5:44 pm - Saturday February 11, 2012

Blair In Talks With Schwarzenegger

Tony Blair has joined Californian governor Arnold Schwarzenegger in a call for countries around the world to join the fight against global warming. In his last press conference, Mr Blair borrowed a line from one of the movie star’s Terminator films to say farewell, joking: “My press officer said to me, whatever else you do this morning, don’t say: ‘I’ll be back’.” Both Mr Blair and Mr Schwarzenegger stressed the importance of getting international agreement to reduce emissions of greenhouse gases once the targets set in the Kyoto Protocol expire in 2012.

And they both said it was vital that a new agreement has the backing not only of America – which refused to ratify Kyoto – but also China and India, which are set to become the world’s biggest carbon emitters. Mr Blair made clear he would have liked to see the US come on board with Kyoto in 1997, but indicated he believes it is now possible President George Bush will sign up for a successor deal.

Californian, governor, Arnold Schwarzenegger, Californian governor Arnold Schwarzenegger, Tony Blair, London, Britain Prime Minister, Global Warming, America, Bush, G8 Country

“It would have been better if we had acted sooner, that’s the truth,” he said, when asked about America’s tardy response to the problem of global warming. “The important thing now is that we have agreement.” Mr Bush’s readiness to agree with other leaders of rich industrialised countries at G8 summit in Germany to look for ways to stabilise global temperatures was a vital breakthrough, Mr Blair suggested. He said: “For the first time at the G8 a few weeks ago, we have an agreement on the basic principles for a new global deal on climate change, we can agree a goal for stabilising the climate, we can agree that it has to be a framework that involves everybody – in particular America and China – and we can agree the type of mechanisms that are going to get us there.”

The “urgency” achieved at the EU Heiligendamm summit would give momentum to global warming conferences called by the US in the autumn and the UN in December, making agreement on a successor to Kyoto more likely, said Mr Blair. The Prime Minister said he did not believe America would sign up to any agreement that did not include China, while China would not sign up to anything which prevented its people improving their standards of living. But he made clear he did not regard Mr Bush as a block to agreement, provided the right deal could be devised.
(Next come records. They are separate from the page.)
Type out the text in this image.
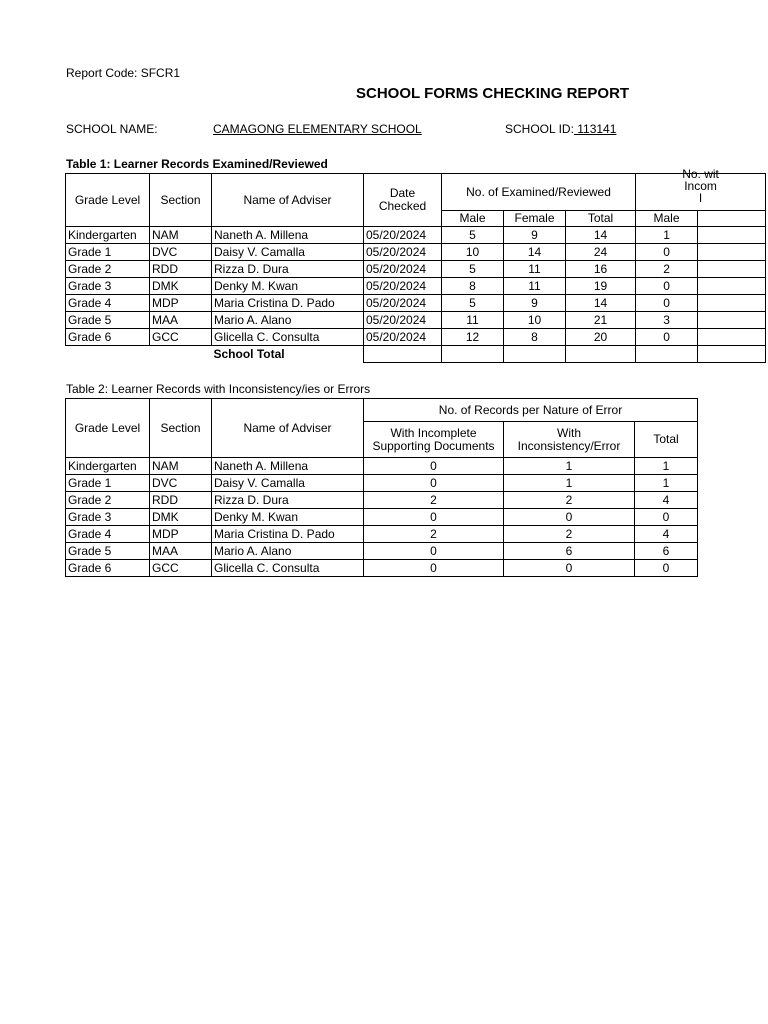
Report Code: SFCR1
SCHOOL FORMS CHECKING REPORT
SCHOOL NAME:	CAMAGONG ELEMENTARY SCHOOL	SCHOOL ID: 113141
Table 1: Learner Records Examined/Reviewed
Grade Level	Section	Name of Adviser	Date Checked	No. of Examined/Reviewed			No. wit
Incom
I	
				Male	Female	Total	Male	
Kindergarten	NAM	Naneth A. Millena	05/20/2024	5	9	14	1	
Grade 1	DVC	Daisy V. Camalla	05/20/2024	10	14	24	0	
Grade 2	RDD	Rizza D. Dura	05/20/2024	5	11	16	2	
Grade 3	DMK	Denky M. Kwan	05/20/2024	8	11	19	0	
Grade 4	MDP	Maria Cristina D. Pado	05/20/2024	5	9	14	0	
Grade 5	MAA	Mario A. Alano	05/20/2024	11	10	21	3	
Grade 6	GCC	Glicella C. Consulta	05/20/2024	12	8	20	0	
		School Total						
Table 2: Learner Records with Inconsistency/ies or Errors
Grade Level	Section	Name of Adviser	No. of Records per Nature of Error		
			With Incomplete Supporting Documents	With Inconsistency/Error	Total
Kindergarten	NAM	Naneth A. Millena	0	1	1
Grade 1	DVC	Daisy V. Camalla	0	1	1
Grade 2	RDD	Rizza D. Dura	2	2	4
Grade 3	DMK	Denky M. Kwan	0	0	0
Grade 4	MDP	Maria Cristina D. Pado	2	2	4
Grade 5	MAA	Mario A. Alano	0	6	6
Grade 6	GCC	Glicella C. Consulta	0	0	0
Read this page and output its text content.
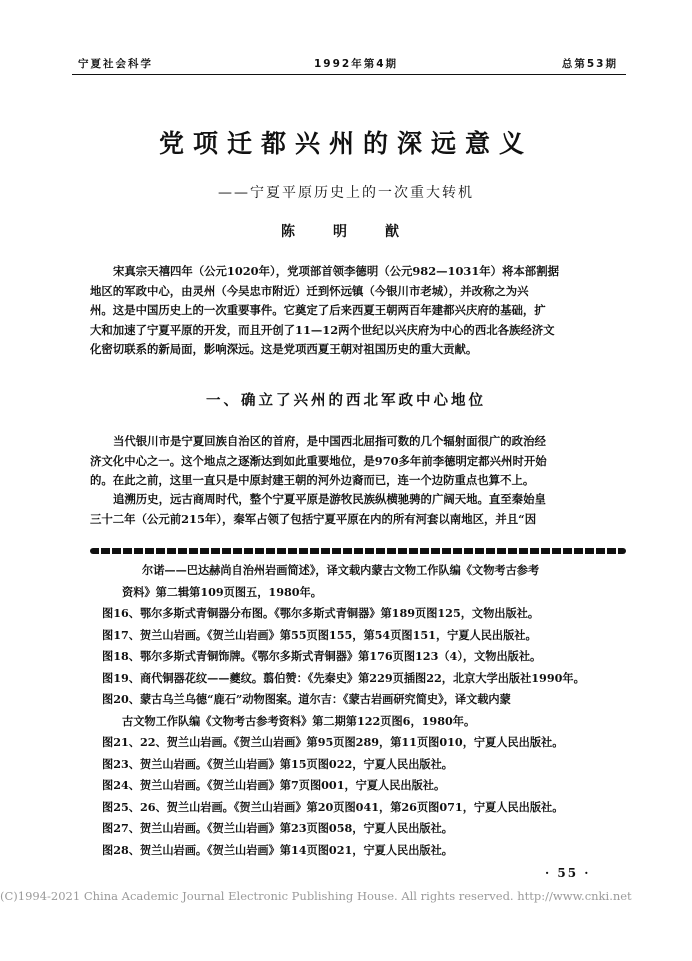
宁夏社会科学	1992年第4期	总第53期
党项迁都兴州的深远意义
——宁夏平原历史上的一次重大转机
陈　明　猷
宋真宗天禧四年（公元1020年），党项部首领李德明（公元982—1031年）将本部割据
地区的军政中心，由灵州（今吴忠市附近）迁到怀远镇（今银川市老城），并改称之为兴
州。这是中国历史上的一次重要事件。它奠定了后来西夏王朝两百年建都兴庆府的基础，扩
大和加速了宁夏平原的开发，而且开创了11—12两个世纪以兴庆府为中心的西北各族经济文
化密切联系的新局面，影响深远。这是党项西夏王朝对祖国历史的重大贡献。
一、确立了兴州的西北军政中心地位
当代银川市是宁夏回族自治区的首府，是中国西北屈指可数的几个辐射面很广的政治经
济文化中心之一。这个地点之逐渐达到如此重要地位，是970多年前李德明定都兴州时开始
的。在此之前，这里一直只是中原封建王朝的河外边裔而已，连一个边防重点也算不上。
追溯历史，远古商周时代，整个宁夏平原是游牧民族纵横驰骋的广阔天地。直至秦始皇
三十二年（公元前215年），秦军占领了包括宁夏平原在内的所有河套以南地区，并且“因
尔诺——巴达赫尚自治州岩画简述》，译文载内蒙古文物工作队编《文物考古参考
资料》第二辑第109页图五，1980年。
图16、鄂尔多斯式青铜器分布图。《鄂尔多斯式青铜器》第189页图125，文物出版社。
图17、贺兰山岩画。《贺兰山岩画》第55页图155，第54页图151，宁夏人民出版社。
图18、鄂尔多斯式青铜饰牌。《鄂尔多斯式青铜器》第176页图123（4），文物出版社。
图19、商代铜器花纹——夔纹。翦伯赞：《先秦史》第229页插图22，北京大学出版社1990年。
图20、蒙古乌兰乌德“鹿石”动物图案。道尔吉：《蒙古岩画研究简史》，译文载内蒙
古文物工作队编《文物考古参考资料》第二期第122页图6，1980年。
图21、22、贺兰山岩画。《贺兰山岩画》第95页图289，第11页图010，宁夏人民出版社。
图23、贺兰山岩画。《贺兰山岩画》第15页图022，宁夏人民出版社。
图24、贺兰山岩画。《贺兰山岩画》第7页图001，宁夏人民出版社。
图25、26、贺兰山岩画。《贺兰山岩画》第20页图041，第26页图071，宁夏人民出版社。
图27、贺兰山岩画。《贺兰山岩画》第23页图058，宁夏人民出版社。
图28、贺兰山岩画。《贺兰山岩画》第14页图021，宁夏人民出版社。
· 55 ·
(C)1994-2021 China Academic Journal Electronic Publishing House. All rights reserved. http://www.cnki.net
“I think people understand that if the President can get agreement on a global deal, he will actually deliver that agreement too,” he said. Mr Schwarzenegger, who has made the battle against climate change a personal crusade, said that it had been down to state governors like himself, rather than the US Federal Government, to show leadership on global warming. “The US is states and counties and cities,” he said. “Washington is just a little dot. Why should we wait for Washington?”

Mr Schwarzenegger said the US needed to show leadership, and it was not good enough for America to demand action on climate change from developing countries, when it produced 25 per cent of the world’s carbon emissions with just five per cent of its population. “The idea of continuing to say that ‘China should come in otherwise I’m not going to’, that doesn’t work. We have to show leadership.”

Mr Schwarzenegger described the UK as a “model” for California, which had inspired him to believe it was possible to combine economic growth with environmental protection. Both Mr Blair and Mr Schwarzenegger made clear they regard technological innovation as a key to solving the problem of global warming, through more efficient energy production, cleaner cars and planes and emerging techniques like carbon sequestration to prevent the release of greenhouse gases into the atmosphere. Business opportunities could make clean technology the “new gold rush”, said the California governor. And he added: “Technology in the end is going to save the day. Technology is going to save the environment. The faster we can improve technology with cleaner cars, cleaner jet engines and so on, the better it is.”

Mr Blair neither confirmed nor denied reports that he is to be appointed an international envoy for peace in the Middle East. But he hinted strongly that he was ready to take up a job seeking agreement between Israelis and Palestinians, saying: “I have said on many occasions I would do whatever I could to help such a resolution come about.”

Mr Schwarzenegger said he would back Mr Blair’s appointment as envoy for the quartet of the US, EU, UN and Russia which is leading the international drive for Middle East peace. But the governor added: “Out of selfish reasons I hope that he becomes the envoy for the environment and brings all the countries of the world together to join some kind of treaty – a Kyoto kind of treaty – that everyone can join and we can all together reduce greenhouse gases.

“I think the Prime Minister is the only person who can do that.”